If planning for financial security during retirement years were only that simple-which, of course, it isn't. First, there are several fundamental variables we generally can't predict, including the number of years we will spend in retirement (e.g. date of death) and inflation during those years. Second, a lot of us find it very hard to actually "save," either due to basic cost-of-living needs or due to a lack of discipline.

Whereas others approach their presentation regarding this subject by illuminating "income replacement at the time of retirement," I prefer to concentrate on "assets needed during retirement years." In my opinion, it is far more important to develop an appreciation for the total funds needed to sustain someone throughout many years of anticipated retirement, rather than income needs at the time of retirement. Just considering how inflation erodes the purchasing power of the dollar demonstrates that during the later years of retirement, "income" needs are likely to exceed income at the start of retirement. (Assuming a 4 percent average annual rate of inflation, $40,000 today will only have the purchasing power of approximately $27,000 in ten years.) Even with the relative low inflation rates of the last couple of years, there are an increasing number of senior citizens who proclaim that their fixed retirement income no longer covers basic living needs. One expression of this problem is the strong lobby to include prescription drugs in Medicare coverage.
This inflation issue becomes even more pronounced with the real prospect that we will live for a longer period during retirement, with a higher quality of life. We can credit advances in early diagnosis and treatment of many medical problems, that otherwise would result in a shorter life, for extending our life expectancy by a significant number of years. (Current life expectancy at age 65 is generally 20 to 25 years.)

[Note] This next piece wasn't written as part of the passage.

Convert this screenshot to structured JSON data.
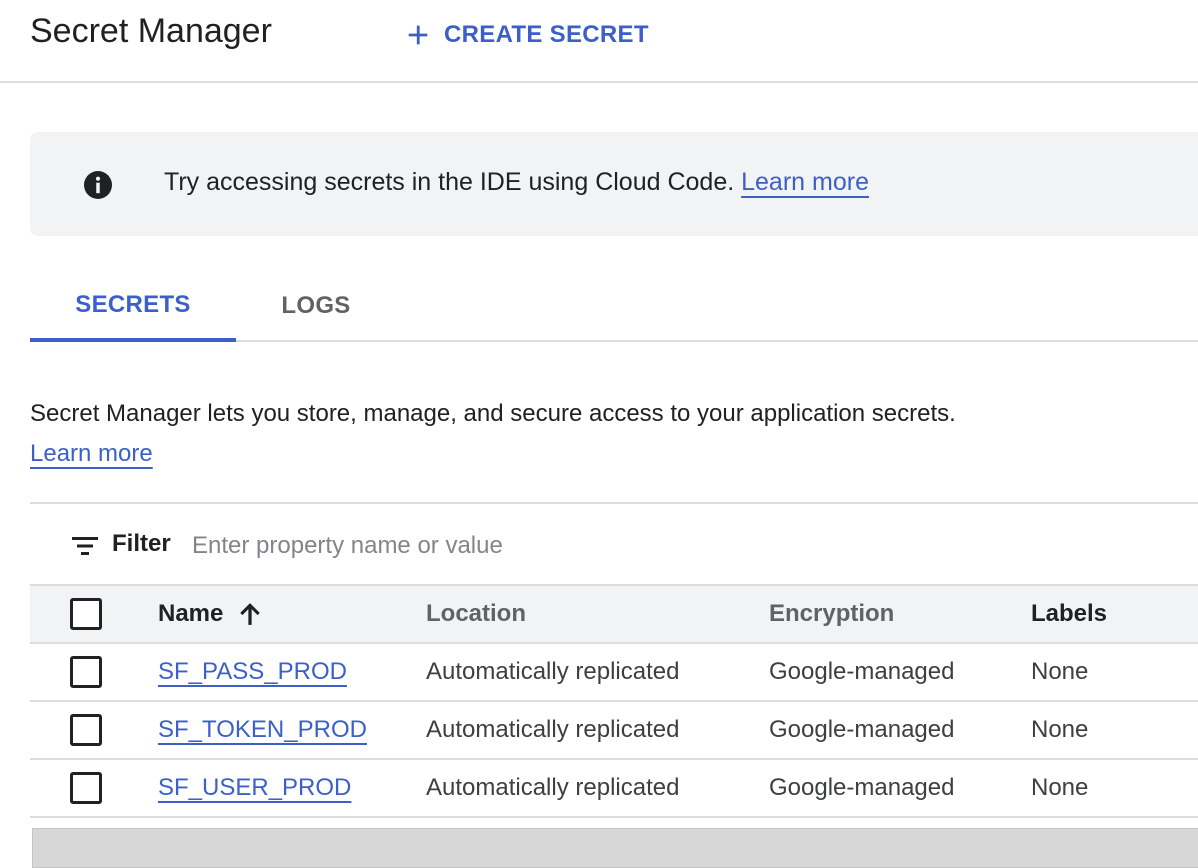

All around us are medical initiatives with the potential of further extending life expectancy. The Wall Street Journal recently reported that Celerea Genomics Group and a federal project have separately made major progress in deciphering the entire human genetic blueprint. Scientists associated with these projects predict that information regarding the human genome will be useful to pharmaceutical companies and research laboratories in developing medical advances that will prevent and treat a broad range of medical problems.

Closer to "home" is significant medical research at Indiana University, such as groundbreaking cancer research at the IU School of Medicine. This research has developed new treatments, including gene therapies for bone marrow diseases such as leukemia and treatment for testicular cancer.

Accompanying longevity is, of course, an increase in the total personal consumption of resources (I.e. general living and health-care expenses). In other words, we will need to accumulate more funds to pay for expenses during an increasing number of retirement years. Contemplating the need for an unknown amount of assets during retirement years should motivate us on a personal level to take advantage of savings opportunities earlier in our careers. Even in times of "economic growth," as is being reported today, we need to save for the resources to be consumed during many years of retirement.